If only a fraction of these dollars instead had gone towards monitoring capabilities of facilities, Edwards’ LDH would have achieved better outcomes. Or from another angle, if another fraction of those dollars instead had been spent on raising reimbursement rates for home- and community-based services that allow the disabled to live outside of institutions, the number of incidents would have been fewer.

Instead, improving the ability of the disabled to live in the community and in better institutional settings was put on the back burner by the Edwards Administration in its pell-mell rush to get as many Louisianans onto Medicaid as possible. Worse, organizations that should have known better and seen this coming were cheerleaders then but silent about the consequences now.

A news story about the report gave The Arc of Louisiana, Disability Rights Louisiana, and the chairwoman of the Louisiana Developmental Disabilities Council a chance to comment on the report’s rendition of laxity under Edwards.
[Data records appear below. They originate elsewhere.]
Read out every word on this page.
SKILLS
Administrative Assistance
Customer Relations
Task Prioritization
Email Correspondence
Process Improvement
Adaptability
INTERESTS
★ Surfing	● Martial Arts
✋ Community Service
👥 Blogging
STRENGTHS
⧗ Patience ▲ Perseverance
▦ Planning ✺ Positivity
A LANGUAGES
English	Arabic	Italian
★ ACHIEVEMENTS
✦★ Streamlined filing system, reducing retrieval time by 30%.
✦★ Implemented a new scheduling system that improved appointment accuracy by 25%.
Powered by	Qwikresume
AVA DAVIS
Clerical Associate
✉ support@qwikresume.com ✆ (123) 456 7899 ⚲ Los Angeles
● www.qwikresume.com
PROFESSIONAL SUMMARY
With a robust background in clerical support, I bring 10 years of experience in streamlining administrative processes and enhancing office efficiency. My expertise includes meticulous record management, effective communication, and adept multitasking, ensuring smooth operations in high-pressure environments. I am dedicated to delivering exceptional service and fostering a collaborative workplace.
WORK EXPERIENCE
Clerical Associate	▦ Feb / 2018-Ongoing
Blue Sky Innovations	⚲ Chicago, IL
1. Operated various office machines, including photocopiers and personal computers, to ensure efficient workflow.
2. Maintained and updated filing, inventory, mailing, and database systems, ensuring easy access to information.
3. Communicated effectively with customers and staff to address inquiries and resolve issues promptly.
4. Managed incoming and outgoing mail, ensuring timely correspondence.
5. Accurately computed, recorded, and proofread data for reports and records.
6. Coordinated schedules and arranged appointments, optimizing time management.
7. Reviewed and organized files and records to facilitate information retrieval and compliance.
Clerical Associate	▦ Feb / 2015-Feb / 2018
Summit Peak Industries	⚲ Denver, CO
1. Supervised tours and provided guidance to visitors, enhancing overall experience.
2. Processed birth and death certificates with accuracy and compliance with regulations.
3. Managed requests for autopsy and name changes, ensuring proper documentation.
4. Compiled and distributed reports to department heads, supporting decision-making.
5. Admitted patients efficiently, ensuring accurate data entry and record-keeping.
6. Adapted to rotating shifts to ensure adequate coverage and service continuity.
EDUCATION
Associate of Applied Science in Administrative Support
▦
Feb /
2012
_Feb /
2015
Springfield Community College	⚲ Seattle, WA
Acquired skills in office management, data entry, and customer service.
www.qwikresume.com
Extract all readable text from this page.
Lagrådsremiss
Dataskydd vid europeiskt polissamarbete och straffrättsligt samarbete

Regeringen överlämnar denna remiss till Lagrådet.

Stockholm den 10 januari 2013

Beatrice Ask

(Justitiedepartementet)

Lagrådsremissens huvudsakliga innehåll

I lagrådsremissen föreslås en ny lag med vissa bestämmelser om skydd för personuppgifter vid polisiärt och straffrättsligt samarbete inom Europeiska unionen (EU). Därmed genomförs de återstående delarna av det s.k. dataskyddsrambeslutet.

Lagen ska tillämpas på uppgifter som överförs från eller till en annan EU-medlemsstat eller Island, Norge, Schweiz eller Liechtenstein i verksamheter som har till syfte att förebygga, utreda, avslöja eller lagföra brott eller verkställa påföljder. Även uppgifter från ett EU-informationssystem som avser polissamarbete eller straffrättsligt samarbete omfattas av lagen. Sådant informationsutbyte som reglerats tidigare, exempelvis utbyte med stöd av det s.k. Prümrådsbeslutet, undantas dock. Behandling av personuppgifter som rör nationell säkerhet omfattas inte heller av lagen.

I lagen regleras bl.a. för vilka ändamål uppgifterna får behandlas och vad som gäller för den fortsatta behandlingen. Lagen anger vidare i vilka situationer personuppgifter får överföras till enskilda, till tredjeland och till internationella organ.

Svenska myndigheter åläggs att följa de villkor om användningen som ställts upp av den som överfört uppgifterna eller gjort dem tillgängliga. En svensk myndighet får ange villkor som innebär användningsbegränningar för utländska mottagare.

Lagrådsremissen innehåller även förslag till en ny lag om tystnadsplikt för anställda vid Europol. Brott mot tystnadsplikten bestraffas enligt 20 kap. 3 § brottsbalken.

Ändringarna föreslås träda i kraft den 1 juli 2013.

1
DRL officially gave no comment and the other two didn’t respond.

Of course. The two nonprofits generally supported Edwards’ agenda throughout his two terms and the LADDC is stocked with Edwards appointees that only this month will start to be evaluated for continued membership if they desire it (also, DRLA has a representative on it). Having to criticize the Edwards Administration when it fell down on the job obviously is too much for them.

Unfortunately, only with difficulty could Louisiana get out from under expansion, so the Republican Gov. Jeff Landry Administration is unlikely to seek that. There are some things that he could do, however, to reduce its cost to taxpayers that he didn’t pursue in this year’s legislative session but which may become more of an imperative with budgetary pressures building for next year, and with the hope some redirection towards services for the disabled occur. Hopefully, his choices work out better for the state’s people with disabilities than they fared with Edwards.